Lovers and thinkers, into the earth with you.
Be one with the dull, the indiscriminate dust.
A fragment of what you felt, of what you knew,
A formula, a phrase remains,—but the best is lost.

The answers quick and keen, the honest look, the laughter, the love,—
They are gone. They are gone to feed the roses. Elegant and curled
Is the blossom. Fragrant is the blossom. I know. But I do not approve. 
More precious was the light in your eyes than all the roses in the world.

Down, down, down into the darkness of the grave
Gently they go, the beautiful, the tender, the kind;
Quietly they go, the intelligent, the witty, the brave.
I know. But I do not approve. And I am not resigned.

Edna St. Vincent Millay, "Dirge Without Music" from The Buck in the Snow and Other Poems. Copyright © 1928 Edna St. Vincent Millay. Used with permission of The Millay Society.

What lips my lips have kissed, and where, and why,
I have forgotten, and what arms have lain
Under my head till morning; but the rain
Is full of ghosts tonight, that tap and sigh
Upon the glass and listen for reply,
And in my heart there stirs a quiet pain
For unremembered lads that not again
Will turn to me at midnight with a cry.
Thus in winter stands the lonely tree,
Nor knows what birds have vanished one by one,
Yet knows its boughs more silent than before:
I cannot say what loves have come and gone,
I only know that summer sang in me
A little while, that in me sings no more.

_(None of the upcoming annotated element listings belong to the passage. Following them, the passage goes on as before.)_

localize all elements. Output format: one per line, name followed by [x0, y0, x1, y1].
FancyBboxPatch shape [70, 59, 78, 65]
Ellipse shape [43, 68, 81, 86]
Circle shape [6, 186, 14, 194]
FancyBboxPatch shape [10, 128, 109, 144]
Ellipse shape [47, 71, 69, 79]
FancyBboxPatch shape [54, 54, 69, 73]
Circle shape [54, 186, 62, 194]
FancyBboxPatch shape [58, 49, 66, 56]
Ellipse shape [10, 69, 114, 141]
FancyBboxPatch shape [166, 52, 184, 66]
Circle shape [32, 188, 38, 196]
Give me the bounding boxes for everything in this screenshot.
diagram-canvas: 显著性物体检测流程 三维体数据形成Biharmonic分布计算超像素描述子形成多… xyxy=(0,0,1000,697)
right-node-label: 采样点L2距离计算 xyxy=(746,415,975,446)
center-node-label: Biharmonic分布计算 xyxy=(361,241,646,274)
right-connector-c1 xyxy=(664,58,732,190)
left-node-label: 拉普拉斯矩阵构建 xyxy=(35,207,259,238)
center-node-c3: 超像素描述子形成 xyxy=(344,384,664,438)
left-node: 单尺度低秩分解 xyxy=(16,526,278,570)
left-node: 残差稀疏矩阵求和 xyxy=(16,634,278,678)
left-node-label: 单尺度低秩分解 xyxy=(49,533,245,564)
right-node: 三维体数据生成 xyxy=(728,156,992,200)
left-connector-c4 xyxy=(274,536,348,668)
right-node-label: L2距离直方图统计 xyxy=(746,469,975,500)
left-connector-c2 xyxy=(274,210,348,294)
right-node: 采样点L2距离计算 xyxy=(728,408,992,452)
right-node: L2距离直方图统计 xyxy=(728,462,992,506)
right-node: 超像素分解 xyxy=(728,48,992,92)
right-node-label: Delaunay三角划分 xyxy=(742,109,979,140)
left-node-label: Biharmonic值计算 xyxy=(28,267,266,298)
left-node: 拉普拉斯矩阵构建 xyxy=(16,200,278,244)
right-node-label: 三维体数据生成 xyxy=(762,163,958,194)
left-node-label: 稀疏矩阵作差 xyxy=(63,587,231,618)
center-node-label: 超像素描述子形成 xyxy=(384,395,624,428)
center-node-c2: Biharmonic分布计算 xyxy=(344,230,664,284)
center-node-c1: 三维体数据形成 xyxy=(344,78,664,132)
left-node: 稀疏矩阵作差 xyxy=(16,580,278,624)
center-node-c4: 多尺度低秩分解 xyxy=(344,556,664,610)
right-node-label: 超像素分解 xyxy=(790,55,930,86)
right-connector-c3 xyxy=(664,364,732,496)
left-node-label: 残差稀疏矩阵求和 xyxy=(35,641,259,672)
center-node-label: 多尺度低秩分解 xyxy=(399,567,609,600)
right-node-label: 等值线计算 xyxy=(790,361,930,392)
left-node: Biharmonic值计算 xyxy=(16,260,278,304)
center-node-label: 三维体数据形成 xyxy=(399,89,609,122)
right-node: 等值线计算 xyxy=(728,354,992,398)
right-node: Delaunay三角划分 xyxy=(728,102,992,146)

From Collected Poems by Edna St. Vincent Millay, published by Harper & Brothers Publishers. Copyright © 1956 by Norma Millay Ellis.

I think I should have loved you presently,
And given in earnest words I flung in jest;
And lifted honest eyes for you to see,
And caught your hand against my cheek and breast;
And all my pretty follies flung aside
That won you to me, and beneath your gaze,
Naked of reticence and shorn of pride,
Spread like a chart my little wicked ways.
I, that had been to you, had you remained,
But one more waking from a recurrent dream,
Cherish no less the certain stakes I gained,
And walk your memory’s halls, austere, supreme,
A ghost in marble of a girl you knew
Who would have loved you in a day or two.

This poem is in the public domain.

To what purpose, April, do you return again?
Beauty is not enough.
You can no longer quiet me with the redness
Of little leaves opening stickily.
I know what I know.
The sun is hot on my neck as I observe
The spikes of crocus.
The smell of the earth is good.
It is apparent that there is no death.
But what does that signify?
Not only under ground are the brains of men
Eaten by maggots.
Life in itself
Is nothing,
An empty cup, a flight of uncarpeted stairs.
It is not enough that yearly, down this hill,
April
Comes like an idiot, babbling and strewing flowers.

This poem is in the public domain.

I shall forget you presently, my dear,
So make the most of this, your little day,
Your little month, your little half a year
Ere I forget, or die, or move away,
And we are done forever; by and by
I shall forget you, as I said, but now,
If you entreat me with your loveliest lie
I will protest you with my favorite vow.
I would indeed that love were longer-lived,
And vows were not so brittle as they are,
But so it is, and nature has contrived
To struggle on without a break thus far,—
Whether or not we find what we are seeking
Is idle, biologically speaking.

This poem is in the public domain. Published in Poem-a-Day on September 26, 2015, by the Academy of American Poets.